Conclusions & Future Applications

      Three-dimensional ultrasonography is an exciting and rapidly developing field, providing images of the target organ in multiple tomographic sections. In particular, for the first time, the volume of the target organ can be accurately measured, regardless of its shape. Three-dimensional ultrasound and reconstruction is a safe and noninvasive technique for the assessment of internal genital organs. It shows several advantages over the conventional 2 D scanning. The imaging of 3 D ultrasound allows physicians to understand and appreciate the complex anatomy of the pelvis with ease. However, it is rather time consuming and it needs experience to use 3 D ultrasound sophisticatedly21.

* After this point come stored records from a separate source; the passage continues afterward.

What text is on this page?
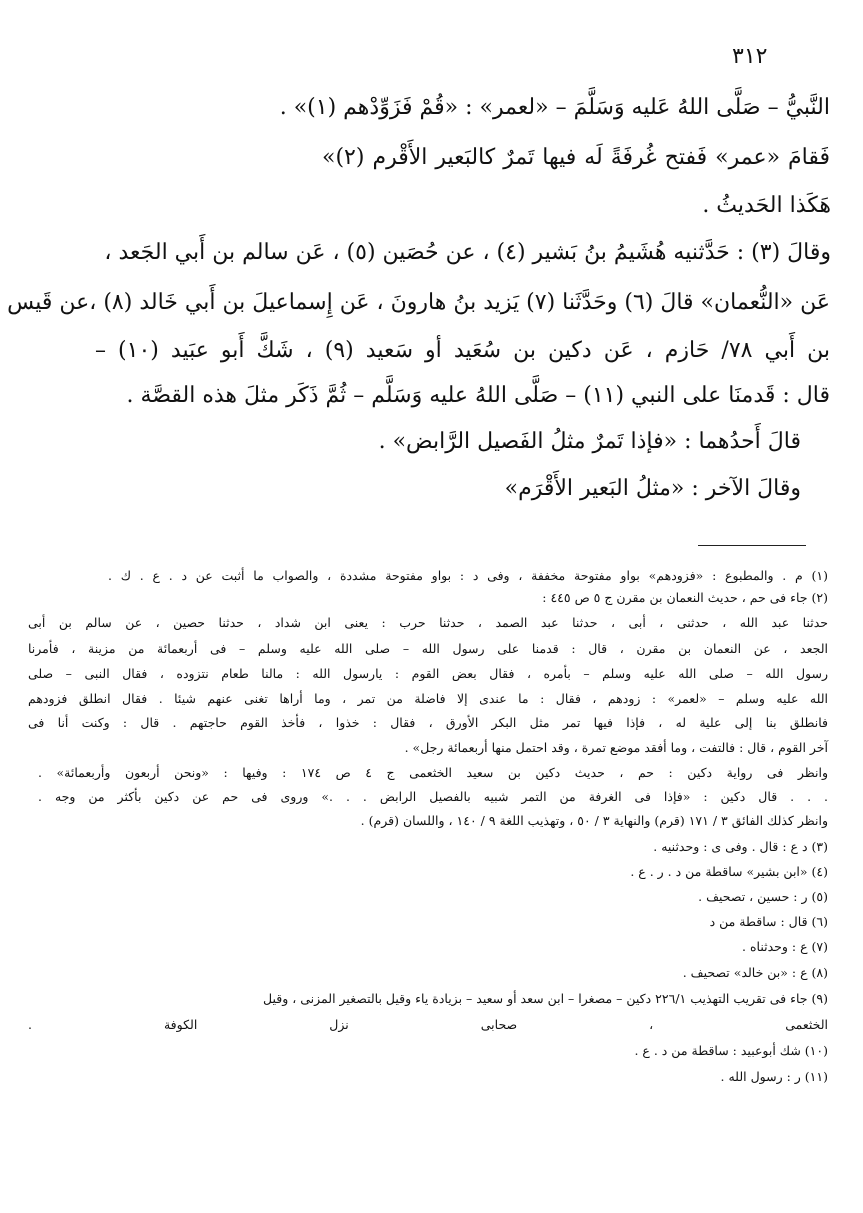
٣١٢
النَّبيُّ – صَلَّى اللهُ عَليه وَسَلَّمَ – «لعمر» : «قُمْ فَزَوِّدْهم (١)» .
فَقامَ «عمر» فَفتح غُرفَةً لَه فيها تَمرٌ كالبَعير الأَقْرم (٢)»
هَكَذا الحَديثُ .
وقالَ (٣) : حَدَّثنيه هُشَيمُ بنُ بَشير (٤) ، عن حُصَين (٥) ، عَن سالم بن أَبي الجَعد ،
عَن «النُّعمان» قالَ (٦) وحَدَّثَنا (٧) يَزيد بنُ هارونَ ، عَن إِسماعيلَ بن أَبي خَالد (٨) ،عن قَيس
بن أَبي ٧٨/ حَازم ، عَن دكين بن سُعَيد أو سَعيد (٩) ، شَكَّ أَبو عبَيد (١٠) –
قال : قَدمنَا على النبي (١١) – صَلَّى اللهُ عليه وَسَلَّم – ثُمَّ ذَكَر مثلَ هذه القصَّة .
قالَ أَحدُهما : «فإذا تَمرٌ مثلُ الفَصيل الرَّابض» .
وقالَ الآخر : «مثلُ البَعير الأَقْرَم»
(١) م . والمطبوع : «فزودهم» بواو مفتوحة مخففة ، وفى د : بواو مفتوحة مشددة ، والصواب ما أثبت عن د . ع . ك .
(٢) جاء فى حم ، حديث النعمان بن مقرن ج ٥ ص ٤٤٥ :
حدثنا عبد الله ، حدثنى ، أبى ، حدثنا عبد الصمد ، حدثنا حرب : يعنى ابن شداد ، حدثنا حصين ، عن سالم بن أبى
الجعد ، عن النعمان بن مقرن ، قال : قدمنا على رسول الله – صلى الله عليه وسلم – فى أربعمائة من مزينة ، فأمرنا
رسول الله – صلى الله عليه وسلم – بأمره ، فقال بعض القوم : يارسول الله : مالنا طعام نتزوده ، فقال النبى – صلى
الله عليه وسلم – «لعمر» : زودهم ، فقال : ما عندى إلا فاضلة من تمر ، وما أراها تغنى عنهم شيئا . فقال انطلق فزودهم
فانطلق بنا إلى علية له ، فإذا فيها تمر مثل البكر الأورق ، فقال : خذوا ، فأخذ القوم حاجتهم . قال : وكنت أنا فى
آخر القوم ، قال : فالتفت ، وما أفقد موضع تمرة ، وقد احتمل منها أربعمائة رجل» .
وانظر فى رواية دكين : حم ، حديث دكين بن سعيد الخثعمى ج ٤ ص ١٧٤ : وفيها : «ونحن أربعون وأربعمائة» .
. . . قال دكين : «فإذا فى الغرفة من التمر شبيه بالفصيل الرابض . . .» وروى فى حم عن دكين بأكثر من وجه .
وانظر كذلك الفائق ٣ / ١٧١ (قرم) والنهاية ٣ / ٥٠ ، وتهذيب اللغة ٩ / ١٤٠ ، واللسان (قرم) .
(٣) د ع : قال . وفى ى : وحدثنيه .
(٤) «ابن بشير» ساقطة من د . ر . ع .
(٥) ر : حسين ، تصحيف .
(٦) قال : ساقطة من د
(٧) ع : وحدثناه .
(٨) ع : «بن خالد» تصحيف .
(٩) جاء فى تقريب التهذيب ٢٢٦/١ دكين – مصغرا – ابن سعد أو سعيد – بزيادة ياء وقيل بالتصغير المزنى ، وقيل
الخثعمى ، صحابى نزل الكوفة .
(١٠) شك أبوعبيد : ساقطة من د . ع .
(١١) ر : رسول الله .
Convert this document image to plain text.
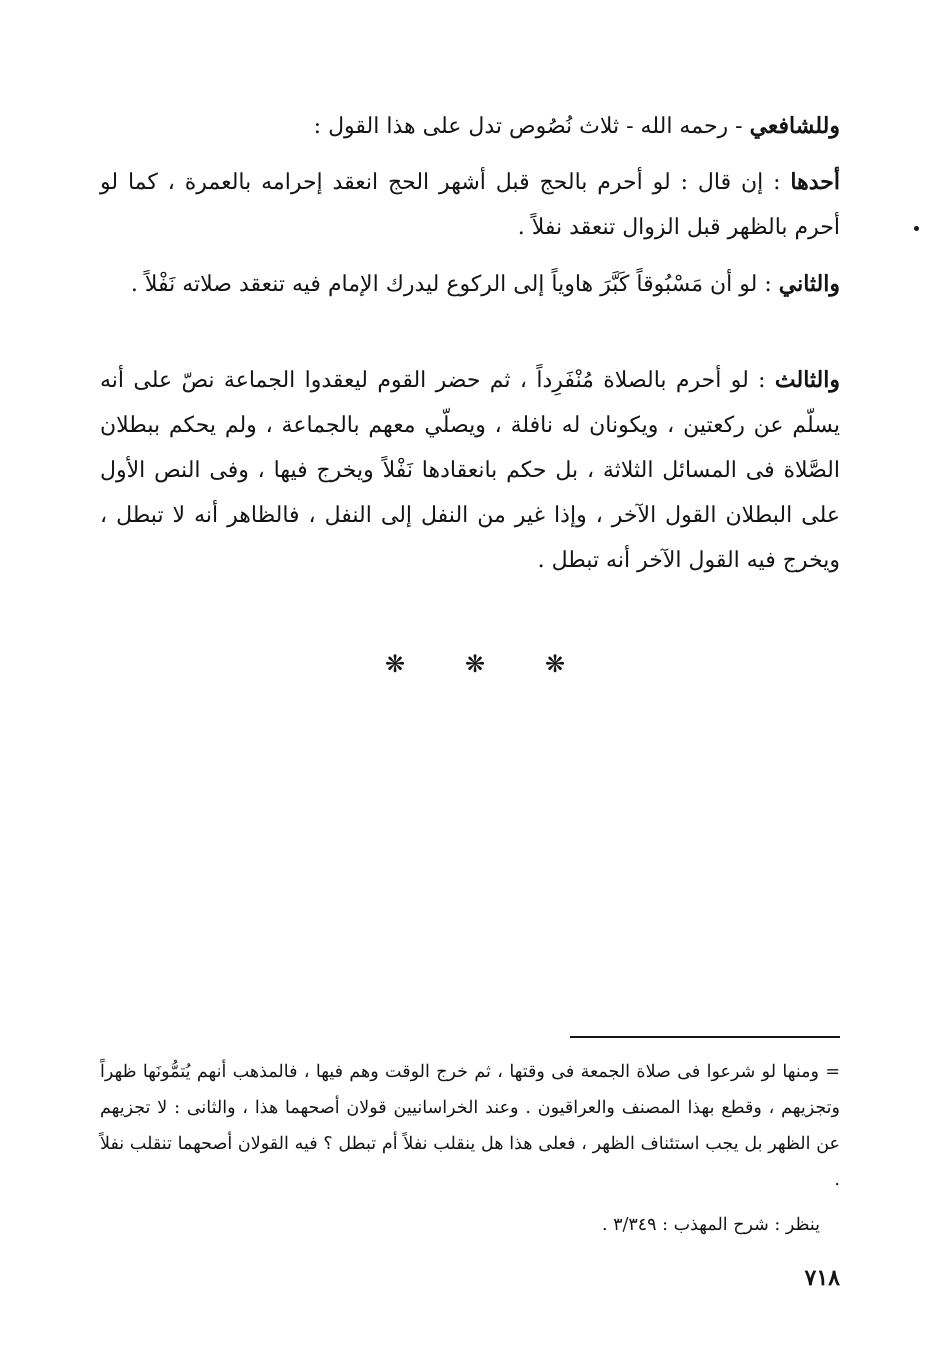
وللشافعي - رحمه الله - ثلاث نُصُوص تدل على هذا القول :
أحدها : إن قال : لو أحرم بالحج قبل أشهر الحج انعقد إحرامه بالعمرة ، كما لو أحرم بالظهر قبل الزوال تنعقد نفلاً .
والثاني : لو أن مَسْبُوقاً كَبَّرَ هاوياً إلى الركوع ليدرك الإمام فيه تنعقد صلاته نَفْلاً .
والثالث : لو أحرم بالصلاة مُنْفَرِداً ، ثم حضر القوم ليعقدوا الجماعة نصّ على أنه يسلّم عن ركعتين ، ويكونان له نافلة ، ويصلّي معهم بالجماعة ، ولم يحكم ببطلان الصَّلاة فى المسائل الثلاثة ، بل حكم بانعقادها نَفْلاً ويخرج فيها ، وفى النص الأول على البطلان القول الآخر ، وإذا غير من النفل إلى النفل ، فالظاهر أنه لا تبطل ، ويخرج فيه القول الآخر أنه تبطل .
❋
❋
❋
= ومنها لو شرعوا فى صلاة الجمعة فى وقتها ، ثم خرج الوقت وهم فيها ، فالمذهب أنهم يُتمُّونَها ظهراً وتجزيهم ، وقطع بهذا المصنف والعراقيون . وعند الخراسانيين قولان أصحهما هذا ، والثانى : لا تجزيهم عن الظهر بل يجب استئناف الظهر ، فعلى هذا هل ينقلب نفلاً أم تبطل ؟ فيه القولان أصحهما تنقلب نفلاً .
ينظر : شرح المهذب : ٣/٣٤٩ .
٧١٨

      Future modifications of 3 D ultrasound in the field of infertility could include a combination with Color Doppler ultrasound to give an index of vascular changes, 3 D real-time ultrasonography and direct quantitative computation of the volume off target. It’s likely that 3 D ultrasound will be accepted in the future as the diagnostic gold standard for the female pelvis.